LinkedIn launched InCareer at the end of 2021 as a paired-back job-hunting app, without a social feed so it would be easier to comply with China’s censorship rules. The company shut down its main social network in the country earlier that year, citing “greater compliance requirements”.
LinkedIn launched in China in 2014, making it relatively long-lived in the country for a foreign platform. To operate in the country, it censored content deemed sensitive by Beijing.
Censorship on the platform has sometimes extended beyond written posts. In 2021, LinkedIn blocked Chinese users from viewing the accounts of multiple US journalists who had written stories about sensitive topics. It also censored accounts of academics and human rights activists.
Since the launch of InCareer, the app has languished far behind rival domestic platforms. It had 959,600 monthly active users in March, according to market research firm Analysys. By comparison, 51job had 18.5 million users that month, Boss Zhipin had 17.3 million, while Liepin had 6.7 million.
LinkedIn launched InCareer in December 2021 after ending service for its main social network in the country earlier that year. Photo: iOS App Store
LinkedIn now joins its US peers in having no platform presence in China. The largest platforms including Google, Facebook and Twitter have all been blocked by the Great Firewall, with related services increasingly being blocked in recent years. Gmail was permanently blocked in 2014, while Instagram, owned by Facebook owner Meta Platforms, faced the same fate two years later.
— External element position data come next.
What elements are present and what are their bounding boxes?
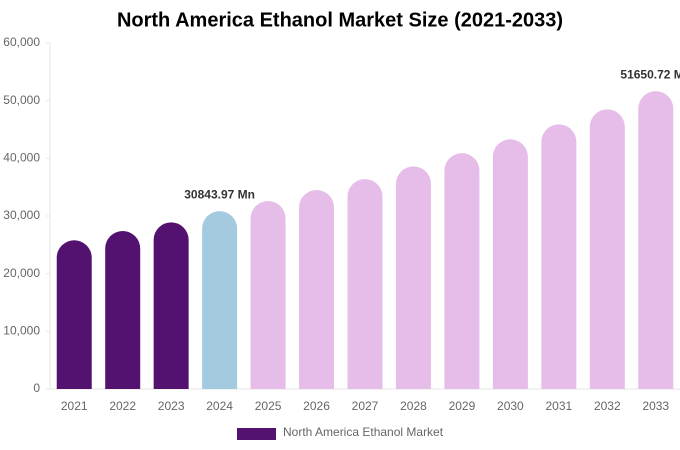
x-tick-label: 2025 (255, 399, 282, 413)
y-tick-label: 30,000 (3, 208, 40, 222)
bar (638, 91, 674, 389)
y-tick-label: 0 (33, 381, 40, 395)
x-tick-label: 2022 (109, 399, 136, 413)
bar (56, 240, 92, 389)
bar (250, 201, 286, 389)
bar (444, 153, 480, 389)
bar (202, 211, 238, 389)
bar (153, 222, 189, 389)
x-tick-label: 2031 (545, 399, 572, 413)
y-tick-label: 50,000 (3, 93, 40, 107)
y-tick-label: 20,000 (3, 266, 40, 280)
legend-swatch (237, 428, 276, 440)
y-tick-label: 10,000 (3, 324, 40, 338)
x-tick-label: 2023 (158, 399, 185, 413)
bar (492, 139, 528, 389)
x-tick-label: 2032 (594, 399, 621, 413)
bar (299, 190, 335, 389)
x-tick-label: 2026 (303, 399, 330, 413)
legend-label: North America Ethanol Market (283, 425, 444, 439)
x-tick-label: 2028 (400, 399, 427, 413)
bar (541, 124, 577, 389)
x-tick-label: 2021 (61, 399, 88, 413)
bar (395, 166, 431, 389)
x-tick-label: 2027 (352, 399, 379, 413)
chart-title: North America Ethanol Market Size (2021-… (117, 9, 563, 31)
data-label: 51650.72 Mn (620, 67, 680, 81)
y-tick-label: 40,000 (3, 151, 40, 165)
bar (105, 230, 141, 389)
bar (589, 109, 625, 390)
data-label: 30843.97 Mn (184, 187, 255, 201)
y-tick-label: 60,000 (3, 35, 40, 49)
x-tick-label: 2024 (206, 399, 233, 413)
x-tick-label: 2029 (449, 399, 476, 413)
bar (347, 179, 383, 389)
x-tick-label: 2033 (642, 399, 669, 413)
x-tick-label: 2030 (497, 399, 524, 413)
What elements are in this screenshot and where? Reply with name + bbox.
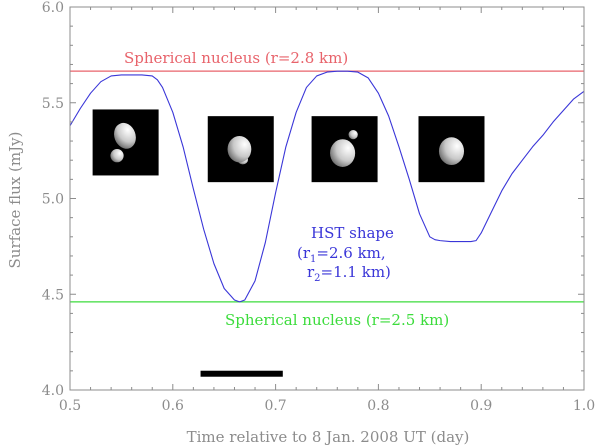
axis-ticks [69, 6, 585, 391]
hst-title: HST shape [311, 224, 394, 242]
y-tick-label: 4.0 [42, 383, 64, 399]
x-tick-label: 1.0 [573, 398, 595, 414]
y-tick-label: 4.5 [42, 287, 64, 303]
inset-2 [207, 116, 274, 183]
y-tick-label: 5.0 [42, 192, 64, 208]
y-axis-label: Surface flux (mJy) [6, 132, 24, 269]
hst-r2: r2=1.1 km) [307, 263, 391, 284]
primary-lobe [227, 135, 252, 163]
secondary-lobe [110, 149, 124, 163]
shape-insets [92, 109, 485, 183]
hst-r1-prefix: (r [297, 244, 311, 262]
hst-r2-value: =1.1 km) [321, 263, 391, 281]
primary-lobe [438, 137, 465, 165]
inset-4 [418, 116, 485, 183]
x-tick-label: 0.6 [162, 398, 184, 414]
primary-lobe [114, 122, 136, 149]
green-line-label: Spherical nucleus (r=2.5 km) [225, 311, 449, 329]
inset-1 [92, 109, 159, 176]
hst-r1: (r1=2.6 km, [297, 244, 386, 265]
axis-tick-labels: 0.5 0.6 0.7 0.8 0.9 1.0 4.0 4.5 5.0 5.5 6.0 [42, 0, 595, 414]
primary-lobe [330, 139, 356, 167]
y-tick-label: 6.0 [42, 0, 64, 16]
hst-r1-subscript: 1 [310, 254, 316, 265]
x-tick-label: 0.7 [264, 398, 286, 414]
inset-3 [311, 116, 378, 183]
x-tick-label: 0.5 [59, 398, 81, 414]
x-tick-label: 0.9 [470, 398, 492, 414]
time-bar [200, 370, 283, 377]
red-line-label: Spherical nucleus (r=2.8 km) [124, 49, 348, 67]
hst-r1-value: =2.6 km, [316, 244, 385, 262]
hst-annotation: HST shape (r1=2.6 km, r2=1.1 km) [297, 224, 394, 284]
x-tick-label: 0.8 [367, 398, 389, 414]
x-axis-label: Time relative to 8 Jan. 2008 UT (day) [187, 428, 470, 446]
y-tick-label: 5.5 [42, 96, 64, 112]
series-lines [69, 70, 585, 303]
reference-lines [70, 70, 584, 303]
hst-r2-prefix: r [307, 263, 315, 281]
hst-r2-subscript: 2 [314, 273, 320, 284]
hst-shape-curve [69, 70, 585, 303]
secondary-lobe [348, 130, 358, 140]
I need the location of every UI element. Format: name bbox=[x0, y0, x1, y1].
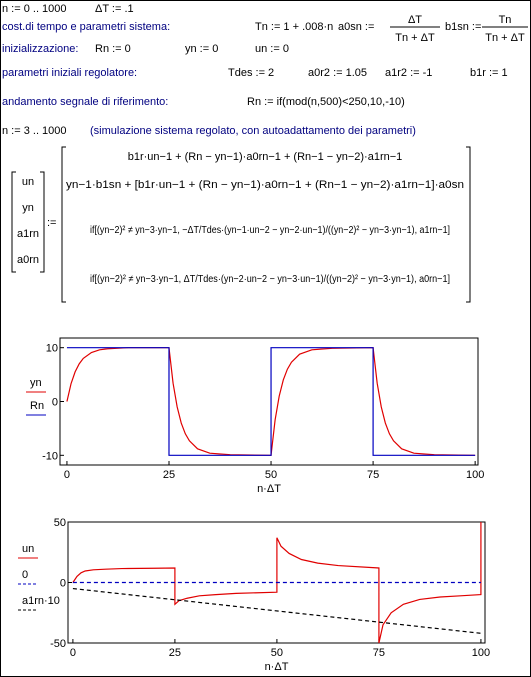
x-tick-label: 0 bbox=[70, 647, 76, 659]
matrix-bracket bbox=[61, 146, 471, 303]
y-tick-label: 10 bbox=[46, 343, 58, 355]
x-tick-label: 50 bbox=[271, 647, 283, 659]
math: if[(yn−2)² ≠ yn−3·yn−1, −ΔT/Tdes·(yn−1·u… bbox=[90, 225, 450, 236]
math: un := 0 bbox=[255, 43, 289, 55]
math: Rn := if(mod(n,500)<250,10,-10) bbox=[247, 96, 405, 108]
math: if[(yn−2)² ≠ yn−3·yn−1, ΔT/Tdes·(yn−2·un… bbox=[90, 274, 450, 285]
math: yn−1·b1sn + [b1r·un−1 + (Rn − yn−1)·a0rn… bbox=[66, 179, 464, 191]
legend-label: Rn bbox=[30, 400, 44, 412]
x-tick-label: 75 bbox=[367, 469, 379, 481]
math: Rn := 0 bbox=[95, 43, 131, 55]
y-tick-label: 50 bbox=[54, 517, 66, 529]
series-line bbox=[66, 347, 476, 456]
y-tick-label: -10 bbox=[42, 450, 58, 462]
math: a0r2 := 1.05 bbox=[308, 67, 367, 79]
math: b1r·un−1 + (Rn − yn−1)·a0rn−1 + (Rn−1 − … bbox=[128, 151, 403, 163]
label: (simulazione sistema regolato, con autoa… bbox=[90, 125, 416, 137]
x-tick-label: 0 bbox=[64, 469, 70, 481]
x-tick-label: 75 bbox=[373, 647, 385, 659]
math: Tn bbox=[499, 14, 512, 26]
math: un bbox=[22, 176, 34, 188]
math: a1r2 := -1 bbox=[385, 67, 432, 79]
legend-label: yn bbox=[30, 377, 42, 389]
math: a0sn := bbox=[338, 21, 374, 33]
label: parametri iniziali regolatore: bbox=[2, 67, 137, 79]
x-axis-label: n·ΔT bbox=[265, 661, 289, 673]
math: Tn + ΔT bbox=[485, 32, 525, 44]
math: a0rn bbox=[17, 254, 39, 266]
math: a1rn bbox=[17, 228, 39, 240]
x-axis-label: n·ΔT bbox=[257, 483, 281, 495]
x-tick-label: 100 bbox=[466, 469, 484, 481]
math: n := 3 .. 1000 bbox=[2, 125, 67, 137]
x-tick-label: 25 bbox=[169, 647, 181, 659]
math: yn := 0 bbox=[185, 43, 218, 55]
y-tick-label: 0 bbox=[52, 397, 58, 409]
matrix-bracket bbox=[11, 171, 45, 273]
x-tick-label: 50 bbox=[265, 469, 277, 481]
x-tick-label: 25 bbox=[163, 469, 175, 481]
x-tick-label: 100 bbox=[472, 647, 490, 659]
series-line bbox=[72, 522, 482, 644]
label: cost.di tempo e parametri sistema: bbox=[2, 21, 170, 33]
series-line bbox=[72, 587, 481, 634]
legend-label: 0 bbox=[22, 569, 28, 581]
y-tick-label: -50 bbox=[50, 638, 66, 650]
math: Tn + ΔT bbox=[395, 32, 435, 44]
math: := bbox=[47, 217, 56, 229]
label: inizializzazione: bbox=[2, 43, 78, 55]
math: Tdes := 2 bbox=[228, 67, 274, 79]
legend-label: a1rn·10 bbox=[22, 595, 60, 607]
legend-label: un bbox=[22, 543, 34, 555]
math: b1r := 1 bbox=[470, 67, 508, 79]
math: yn bbox=[22, 202, 34, 214]
math: ΔT bbox=[408, 14, 422, 26]
math: ΔT := .1 bbox=[95, 3, 134, 15]
math: Tn := 1 + .008·n bbox=[255, 21, 333, 33]
label: andamento segnale di riferimento: bbox=[2, 96, 168, 108]
math: b1sn := bbox=[445, 21, 481, 33]
y-tick-label: 0 bbox=[60, 578, 66, 590]
math: n := 0 .. 1000 bbox=[2, 3, 67, 15]
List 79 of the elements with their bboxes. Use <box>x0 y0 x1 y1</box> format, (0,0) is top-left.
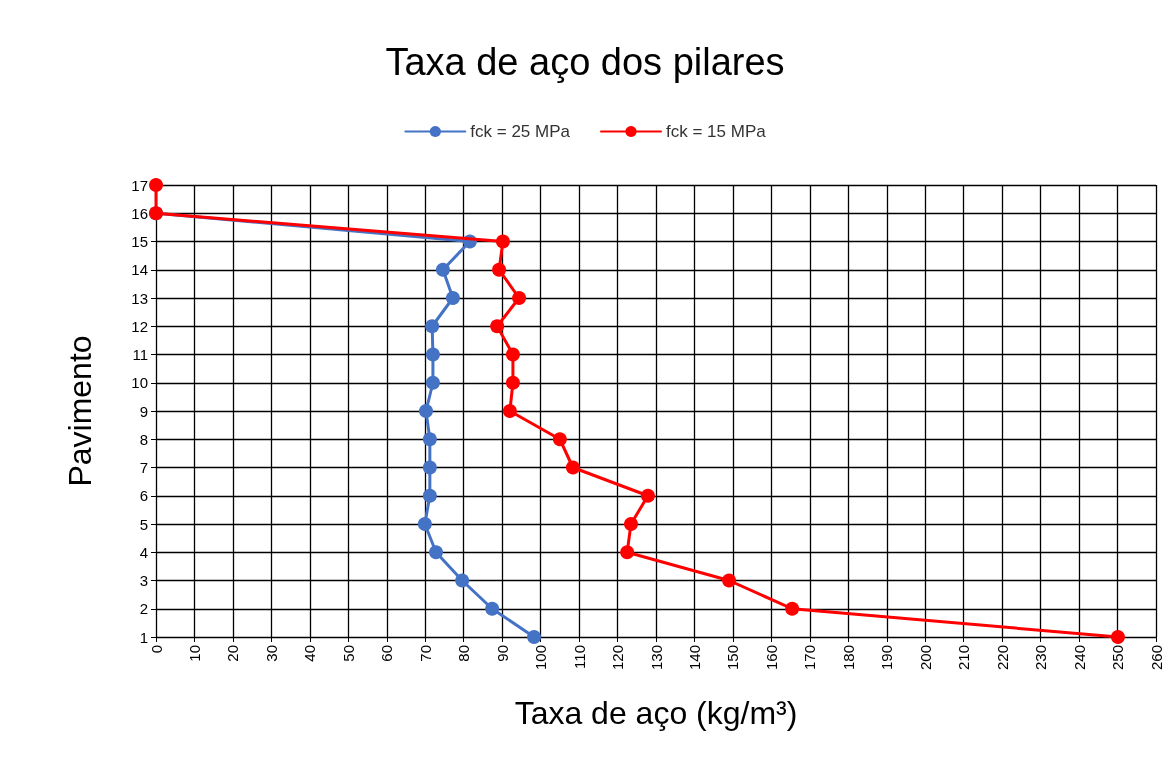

Meta’s WhatsApp was also blocked in 2017.
Since China tightened content and data regulations in 2021, some foreign companies have shut down before being blocked. In late 2021, US internet company Yahoo halted its remaining online services in the country, including the Weather app and tech blog Engadget, after its email, news and community services were terminated in 2013 and its research and development operations in Beijing were shut down in 2015.